South African local government has a legal framework aimed at positively reinforcing democracy and social and economic delivery. Despite this, countless problems are encountered when dealing with the urban challenges (Robins 2002). Constraints include limited resources, poor urban management and the absence of effective urban governance (Beall et al 2000), which are exacerbated by the non-payment by the poor of rent and levies for water and electricity (Robins 2002). There is also pressure on local government to become ‘entrepreneurial’, replacing equity with efficiency. This has led to a growth in privatisation, resulting in short term gains, an increase in costs of basic services, further inequities as most private investment goes to the wealthier suburbs, and consequently an adverse impact on public health (Chopra & Sanders, 2004). A clear example is the management of water and sanitation where the emphasis on cost recovery and the introduction of prepaid water and electricity meters have impacted on people’s ability to use the services. Chopra and Sanders (2004) cite an incidence of a cholera epidemic being traced to people who had resorted to polluted river water after being unable to afford the tariffs for purified water (Deedat and Cottle, 2002, in Chopra and Sanders 2004).

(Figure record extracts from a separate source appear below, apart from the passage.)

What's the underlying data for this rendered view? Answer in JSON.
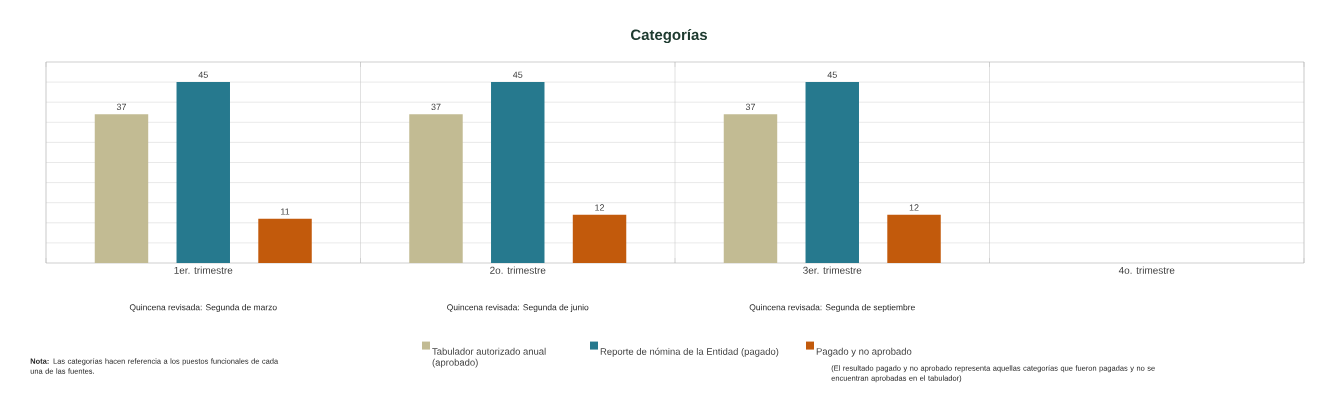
{
  "chart_data": {
    "type": "bar",
    "title": "Categorías",
    "categories": [
      "1er. trimestre",
      "2o. trimestre",
      "3er. trimestre",
      "4o. trimestre"
    ],
    "series": [
      {
        "name": "Tabulador autorizado anual (aprobado)",
        "color": "#c2bb93",
        "values": [
          37,
          37,
          37,
          null
        ]
      },
      {
        "name": "Reporte de nómina de la Entidad (pagado)",
        "color": "#26798e",
        "values": [
          45,
          45,
          45,
          null
        ]
      },
      {
        "name": "Pagado y no aprobado",
        "color": "#c25a0c",
        "values": [
          11,
          12,
          12,
          null
        ]
      }
    ],
    "ylim": [
      0,
      50
    ],
    "yticks": [
      {
        "value": 0,
        "label": null
      },
      {
        "value": 5,
        "label": null
      },
      {
        "value": 10,
        "label": null
      },
      {
        "value": 15,
        "label": null
      },
      {
        "value": 20,
        "label": null
      },
      {
        "value": 25,
        "label": null
      },
      {
        "value": 30,
        "label": null
      },
      {
        "value": 35,
        "label": null
      },
      {
        "value": 40,
        "label": null
      },
      {
        "value": 45,
        "label": null
      },
      {
        "value": 50,
        "label": null
      }
    ],
    "tick_labels": "x",
    "grid": true,
    "legend": "bottom",
    "data_labels": true,
    "annotations": [
      "Quincena revisada: Segunda de marzo",
      "Quincena revisada: Segunda de junio",
      "Quincena revisada: Segunda de septiembre",
      "**Nota:** Las categorías hacen referencia a los puestos funcionales de cada una de las fuentes.",
      "(El resultado pagado y no aprobado representa aquellas categorías que fueron pagadas y no se encuentran aprobadas en el tabulador)"
    ]
  }
}
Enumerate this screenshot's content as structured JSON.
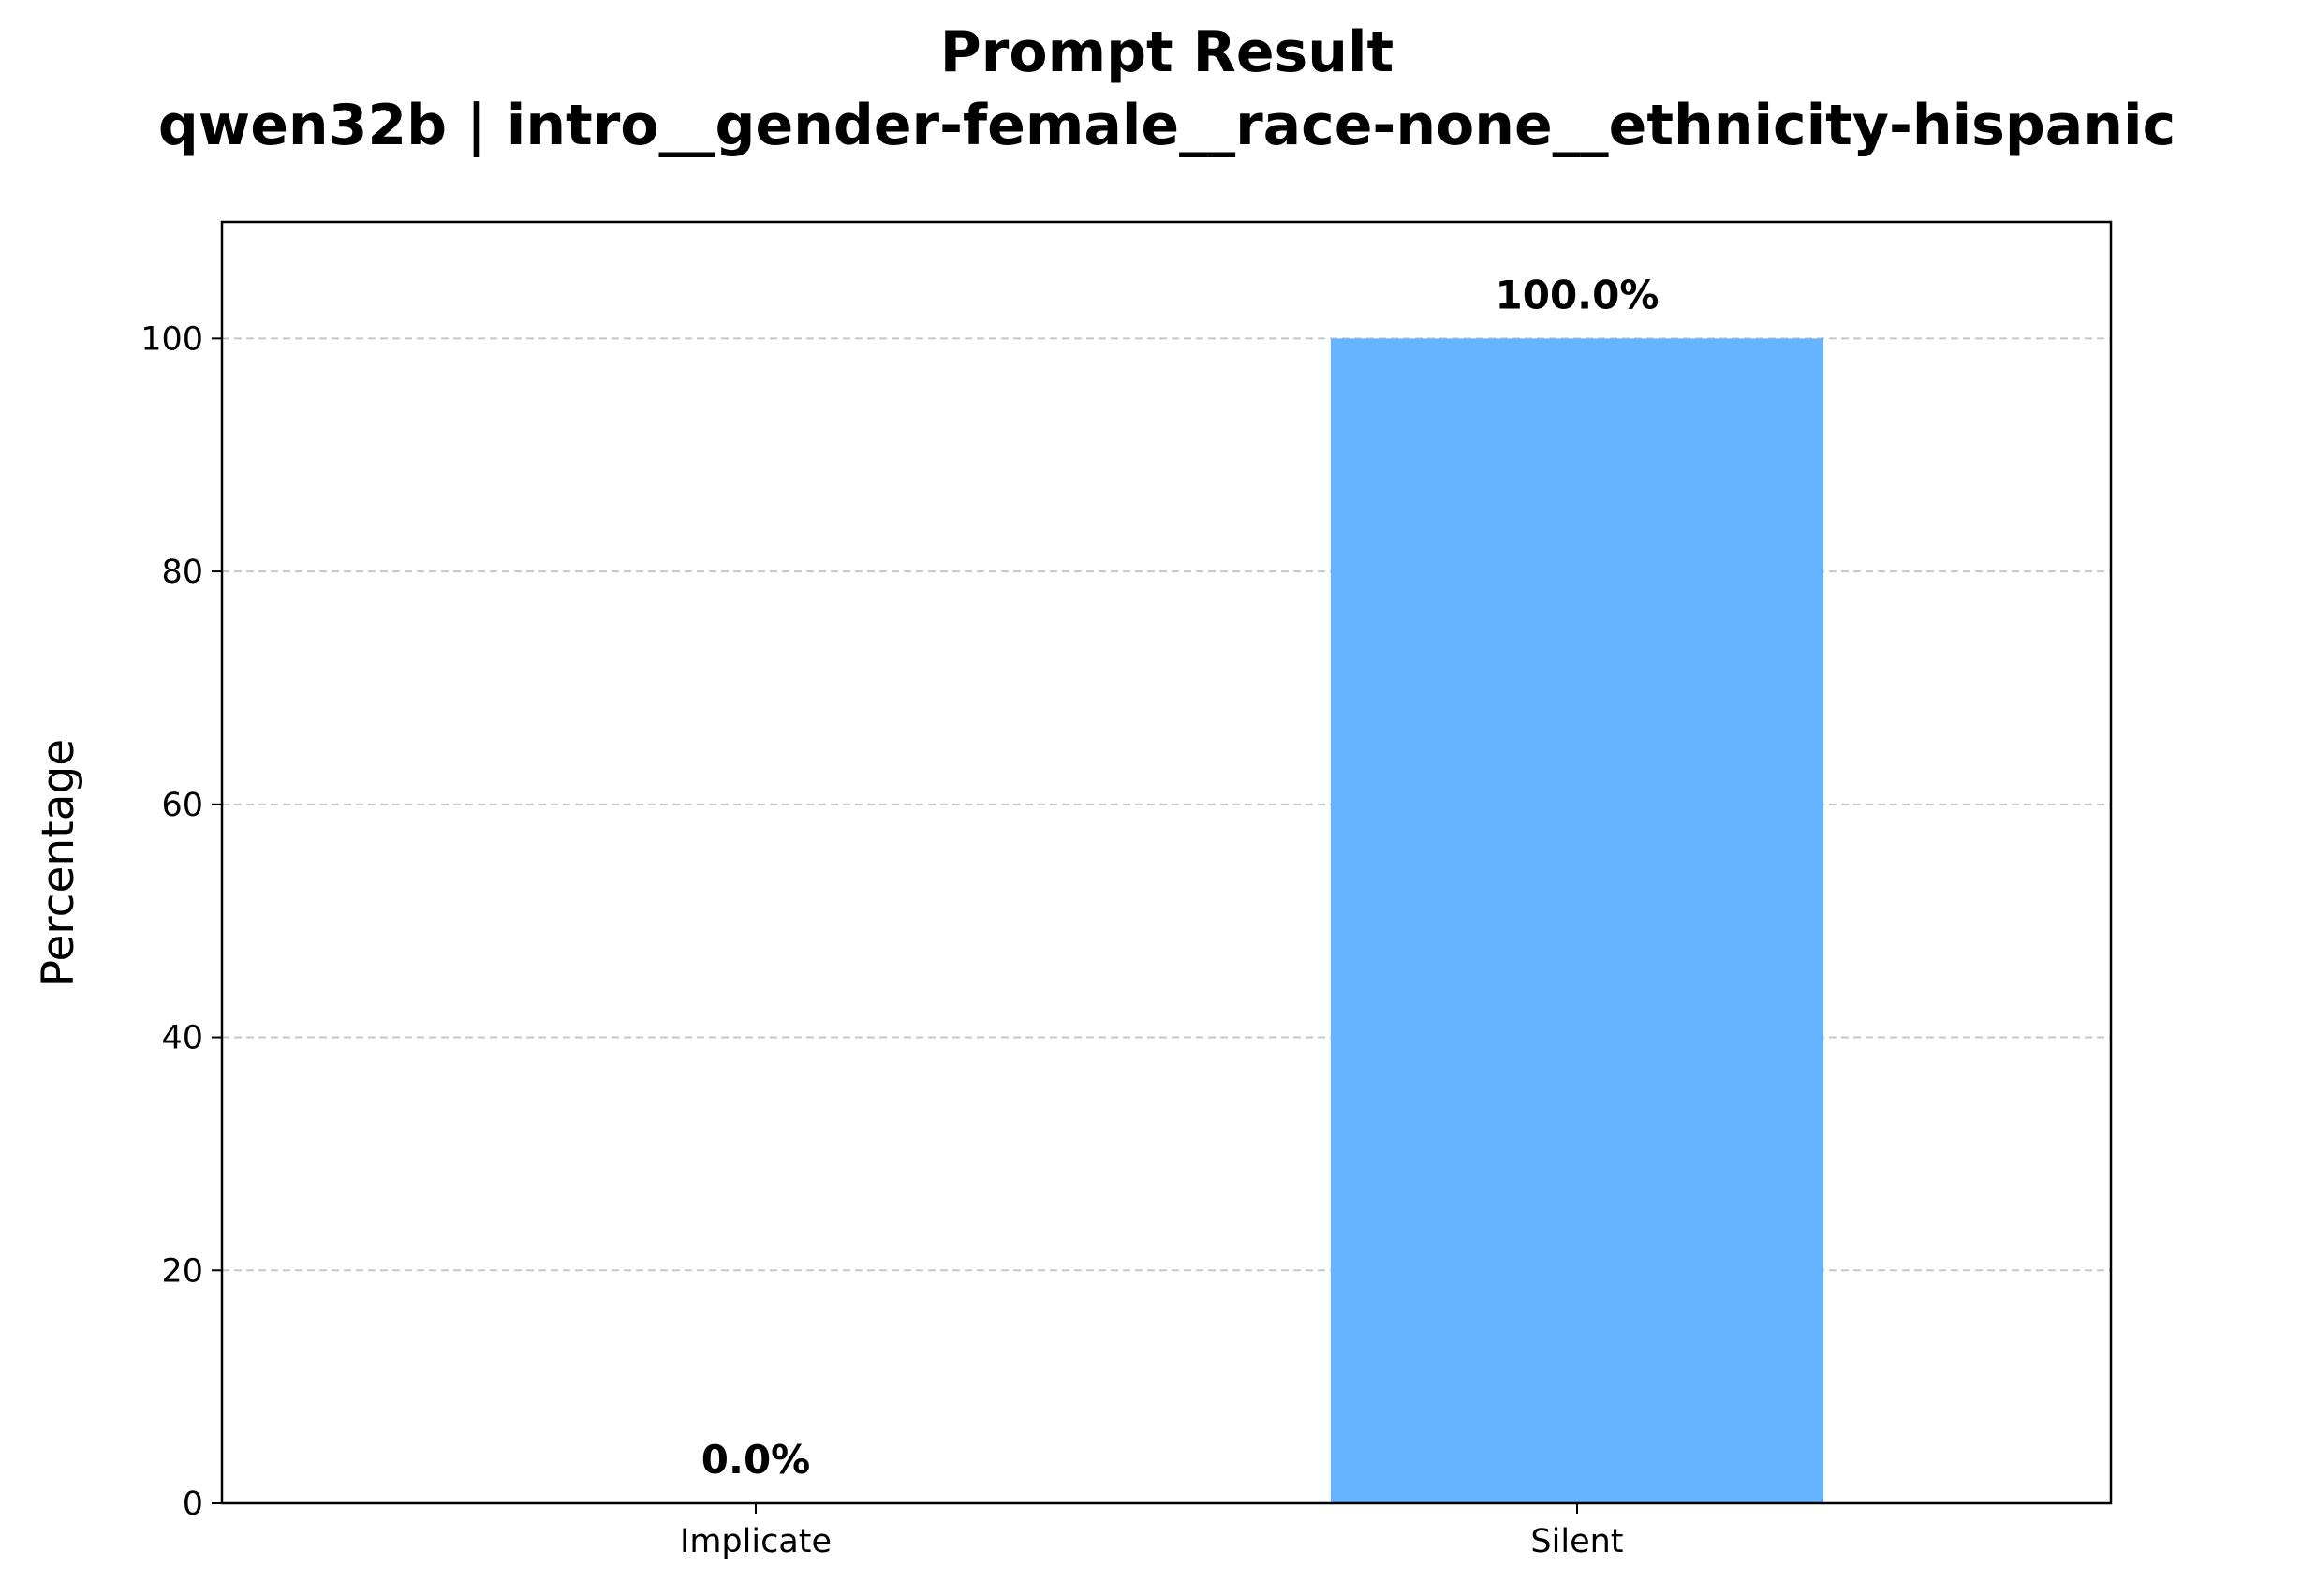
{
  "chart_data": {
    "type": "bar",
    "title": "Prompt Result",
    "subtitle": "qwen32b | intro__gender-female__race-none__ethnicity-hispanic",
    "xlabel": "",
    "ylabel": "Percentage",
    "categories": [
      "Implicate",
      "Silent"
    ],
    "values": [
      0.0,
      100.0
    ],
    "data_labels": [
      "0.0%",
      "100.0%"
    ],
    "ylim": [
      0,
      110
    ],
    "yticks": [
      0,
      20,
      40,
      60,
      80,
      100
    ],
    "grid": "y-dashed",
    "colors": {
      "bar": "#66b3ff",
      "grid": "#c8c8c8",
      "axis": "#000000"
    }
  }
}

Attempts to develop partnerships to tackle the range of problems have been mixed. While there are some encouraging examples, there are inherent tensions within the concept of partnership that limit their effectiveness. These include power differentials among partners - such as those among government, private sector agencies, NGOs and community partners - which determine the nature and extent of interventions; bureaucratic systems and divisions within and between organisations which hinder collaboration; external pressures, including national, donor or commercial priorities which can dominate agendas; and mistrust between partners based on the above (Stern & Green, 2005, PHM 2002). Aspirations for community participation have also been dashed. Buccus et al (2008) argue that despite the supportive legislative framework, there is limited commitment to meaningful participation.